SOMETHING FOR NOTHING

Luck in America

by Jackson Lears

Pub Date: Feb. 1st, 2003
ISBN: 0-670-03173-9
Publisher: Viking

Cultural historian Lears (Fables of Abundance, 1994, etc.) thoughtfully reviews the American reverence for grace, fortune, and luck all the way from primeval casting of lots down to last week’s bingo in the church basement.
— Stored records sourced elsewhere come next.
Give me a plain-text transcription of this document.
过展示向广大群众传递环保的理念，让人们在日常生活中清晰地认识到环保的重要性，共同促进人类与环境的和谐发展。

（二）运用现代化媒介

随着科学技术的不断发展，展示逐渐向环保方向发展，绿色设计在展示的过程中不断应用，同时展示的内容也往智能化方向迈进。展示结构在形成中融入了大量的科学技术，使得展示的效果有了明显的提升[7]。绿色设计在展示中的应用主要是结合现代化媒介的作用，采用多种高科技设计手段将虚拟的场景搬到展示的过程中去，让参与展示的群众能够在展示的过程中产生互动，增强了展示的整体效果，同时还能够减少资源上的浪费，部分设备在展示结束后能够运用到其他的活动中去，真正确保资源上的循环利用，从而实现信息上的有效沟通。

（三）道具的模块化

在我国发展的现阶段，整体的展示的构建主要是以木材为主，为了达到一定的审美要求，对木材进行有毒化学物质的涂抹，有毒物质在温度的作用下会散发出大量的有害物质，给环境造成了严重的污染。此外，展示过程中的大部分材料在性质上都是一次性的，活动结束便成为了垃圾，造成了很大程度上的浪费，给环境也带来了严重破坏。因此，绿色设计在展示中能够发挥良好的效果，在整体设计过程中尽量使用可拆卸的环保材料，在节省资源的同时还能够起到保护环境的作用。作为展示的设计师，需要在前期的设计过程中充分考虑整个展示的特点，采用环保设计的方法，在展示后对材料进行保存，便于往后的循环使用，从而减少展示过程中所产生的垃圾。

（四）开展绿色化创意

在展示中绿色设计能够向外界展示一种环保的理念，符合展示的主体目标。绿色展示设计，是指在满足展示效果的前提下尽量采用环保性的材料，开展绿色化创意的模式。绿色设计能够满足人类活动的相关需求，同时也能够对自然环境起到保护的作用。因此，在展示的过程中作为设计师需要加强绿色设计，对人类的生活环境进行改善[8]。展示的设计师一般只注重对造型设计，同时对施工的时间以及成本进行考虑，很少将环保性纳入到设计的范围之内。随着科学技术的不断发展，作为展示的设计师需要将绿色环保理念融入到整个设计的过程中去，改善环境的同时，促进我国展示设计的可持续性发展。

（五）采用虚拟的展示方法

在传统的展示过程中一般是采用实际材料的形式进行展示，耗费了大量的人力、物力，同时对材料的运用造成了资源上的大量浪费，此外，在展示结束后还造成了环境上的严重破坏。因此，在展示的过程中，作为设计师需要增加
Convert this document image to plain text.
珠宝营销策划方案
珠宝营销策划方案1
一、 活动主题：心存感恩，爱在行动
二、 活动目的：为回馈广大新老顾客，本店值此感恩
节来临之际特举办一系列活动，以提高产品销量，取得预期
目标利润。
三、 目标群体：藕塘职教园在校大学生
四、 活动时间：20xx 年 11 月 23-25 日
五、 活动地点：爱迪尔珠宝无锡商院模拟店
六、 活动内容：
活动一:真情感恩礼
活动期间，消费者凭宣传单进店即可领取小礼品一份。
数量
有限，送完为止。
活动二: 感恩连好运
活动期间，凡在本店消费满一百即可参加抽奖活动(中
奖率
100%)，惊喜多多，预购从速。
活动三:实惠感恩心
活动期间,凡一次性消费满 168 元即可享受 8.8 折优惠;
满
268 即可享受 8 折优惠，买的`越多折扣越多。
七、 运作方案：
The Polynesians called the embodiment of nature’s forces in a human being “mana,” a word the author appropriates to describe the beneficent impact of luck. His report covers just how Native Americans engaged in sortilege and how that numbers game produced dream books. Lears (History/Rutgers Univ.) retells tales of famed gamblers and recaptures the frisson of encounters with African-American tricksters from a strange world. He delineates the American history of magic, religion, folkways, and more. Literature, philosophy, psychology, cosmology, film, and fable are conflated in a learned stew. De Tocqueville appears for a few comments, and the author checks out the art of George Caleb Bingham. Diamond Jim Brady stands cheek by jowl with Anthony Comstock. Darwin and Rockefeller, Huck Finn and Dr. Faust, Walter Benjamin and such household names as Tristan Tzara and Miguel de Unamuno all make appearances. Nick the Greek, Damon Runyon, and a host of colorful folk with their voodoo bags and sacred bundles contribute to the collected signs, portents, mojo, and grisgris. Finally, Lears considers Manichean politicos and postmodern tricksters like architect Frank Gehry. Fresh from the dust of antique books and obscure magazines, our author has clearly done a great deal more than adequate research in an apparent attempt to encompass all of our national civilization under one mysterious rubric.

Likely to put the casual reader in fear of a pop quiz: well written, but too much of a good thing.